Hamas, il partito egemone a Gaza considerato organizzazione terroristica dagli Usa e comunque non piegato dalle operazioni belliche israeliane, ha definito il piano di Trump “benzina sul fuoco” in un momento delicatissimo, nonché “razzista, finalizzato a sradicare la causa palestinese”; l’Organizzazione per la liberazione della Palestina ha dichiarato in un comunicato che “qui siamo nati e qui rimarremo”, e che “in conformità con il diritto internazionale, per la pace e la sicurezza, la soluzione resta quella dei Due Stati”; il numero uno di al-Fatah Abu Mazen (Mahmud Abbas) ha “rifiutato categoricamente” il piano di Trump, “non permetteremo che vengano attaccati i diritti del nostro popolo”.
No scontato dei paesi arabi, con l’Arabia Saudita che ha ammonito il blocco del processo di normalizzazione dei rapporti con Israele, e anche dalla Turchia è arrivato un altolà forte, con il ministro degli Esteri Hakan Fidan, che ha parlato di “piano inaccettabile, persino pensarci è una perdita di tempo, figurarci aprire una discussione”.
Dall’Ue la risposta a Trump è stata pressoché univoca, orientata alla soluzione dei Due Stati e al diritto dei palestinesi di rientrare nelle loro terre: il Quai d’Orsay ha espresso una contrarietà netta al trasferimento dei palestinesi di Gaza, la tedesca Annalena Baerbock ha insistito che “Gaza, la Cisgiordania e Gerusalemme Est appartengono ai palestinesi”, e la vicepresidente dell’Europarlamento Pina Picerno ha considerato che la posizione di Trump rappresenta “un regalo ad Hamas e alle organizzazioni terroristiche”.

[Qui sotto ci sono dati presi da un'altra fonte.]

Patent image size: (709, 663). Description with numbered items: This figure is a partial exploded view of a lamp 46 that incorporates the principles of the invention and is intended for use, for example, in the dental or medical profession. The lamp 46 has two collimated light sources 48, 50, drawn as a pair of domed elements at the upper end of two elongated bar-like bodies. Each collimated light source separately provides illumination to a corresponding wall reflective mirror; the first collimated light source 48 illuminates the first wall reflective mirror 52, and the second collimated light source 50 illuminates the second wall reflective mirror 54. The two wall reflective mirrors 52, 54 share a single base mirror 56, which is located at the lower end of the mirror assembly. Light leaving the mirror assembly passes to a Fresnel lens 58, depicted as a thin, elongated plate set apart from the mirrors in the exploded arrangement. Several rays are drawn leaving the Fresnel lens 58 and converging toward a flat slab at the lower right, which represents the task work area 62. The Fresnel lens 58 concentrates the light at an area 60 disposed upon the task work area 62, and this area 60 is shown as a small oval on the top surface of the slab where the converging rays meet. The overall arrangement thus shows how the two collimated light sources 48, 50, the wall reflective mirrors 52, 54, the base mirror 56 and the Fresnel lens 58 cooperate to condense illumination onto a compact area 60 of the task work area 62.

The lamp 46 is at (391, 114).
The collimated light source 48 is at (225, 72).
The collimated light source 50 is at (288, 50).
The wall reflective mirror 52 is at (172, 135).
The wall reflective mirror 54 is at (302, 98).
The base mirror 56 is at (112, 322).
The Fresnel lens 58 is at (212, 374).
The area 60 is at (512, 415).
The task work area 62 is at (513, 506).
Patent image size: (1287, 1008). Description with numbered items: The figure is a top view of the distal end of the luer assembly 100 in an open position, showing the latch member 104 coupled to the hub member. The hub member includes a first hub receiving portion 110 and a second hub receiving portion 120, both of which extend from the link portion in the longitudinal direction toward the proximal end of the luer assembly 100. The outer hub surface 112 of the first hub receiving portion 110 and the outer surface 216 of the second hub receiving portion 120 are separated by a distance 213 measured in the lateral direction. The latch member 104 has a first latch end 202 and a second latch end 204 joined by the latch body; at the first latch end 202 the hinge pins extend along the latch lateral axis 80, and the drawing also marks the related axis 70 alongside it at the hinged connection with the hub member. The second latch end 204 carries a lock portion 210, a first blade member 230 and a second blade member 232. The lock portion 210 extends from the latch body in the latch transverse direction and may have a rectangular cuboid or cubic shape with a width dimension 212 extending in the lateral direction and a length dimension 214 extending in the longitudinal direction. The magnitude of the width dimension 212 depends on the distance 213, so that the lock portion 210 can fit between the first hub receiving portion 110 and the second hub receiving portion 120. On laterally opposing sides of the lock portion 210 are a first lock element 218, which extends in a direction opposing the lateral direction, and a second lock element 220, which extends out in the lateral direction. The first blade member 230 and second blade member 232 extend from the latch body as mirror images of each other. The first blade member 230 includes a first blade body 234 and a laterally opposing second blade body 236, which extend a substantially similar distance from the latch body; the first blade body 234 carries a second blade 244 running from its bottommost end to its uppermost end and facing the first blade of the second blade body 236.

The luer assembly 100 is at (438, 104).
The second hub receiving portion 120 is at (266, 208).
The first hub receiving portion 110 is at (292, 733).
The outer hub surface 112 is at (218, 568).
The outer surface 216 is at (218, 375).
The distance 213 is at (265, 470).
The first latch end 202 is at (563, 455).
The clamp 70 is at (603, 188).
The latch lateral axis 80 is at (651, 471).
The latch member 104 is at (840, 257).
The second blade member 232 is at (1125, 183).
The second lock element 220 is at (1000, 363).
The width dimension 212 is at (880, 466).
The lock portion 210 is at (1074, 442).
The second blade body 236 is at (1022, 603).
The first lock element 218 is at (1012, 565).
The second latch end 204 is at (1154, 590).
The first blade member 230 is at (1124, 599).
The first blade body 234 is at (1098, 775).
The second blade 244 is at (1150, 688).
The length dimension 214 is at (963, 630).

Cauto il ministro degli Esteri italiano Antonio Tajani, per il quale “l’evacuazione della popolazione civile da Gaza, vista la risposta di Giordania ed Egitto negativa, mi pare che sia un po’ difficile”. “Vedremo – ha aggiunto – quando ci saranno proposte concrete, ma noi siamo per la soluzione dei Due popoli, due Stati”, “siamo addirittura pronti a inviare militari italiani per una missione di riunificazione della Striscia di Gaza con la Cisgiordania”.
Netta contrarietà al piano di Trump anche da Mosca e da Pechino: il portavoce del ministero degli Esteri Lin Jian ha dichiarato che “La Cina ha sempre sostenuto che il governo palestinese sui palestinesi quale opportunità per riportare il dialogo sulla soluzione die Due Stati”, per cui vi è “contrarietà al trasferimento forzato dei residenti di Gaza”.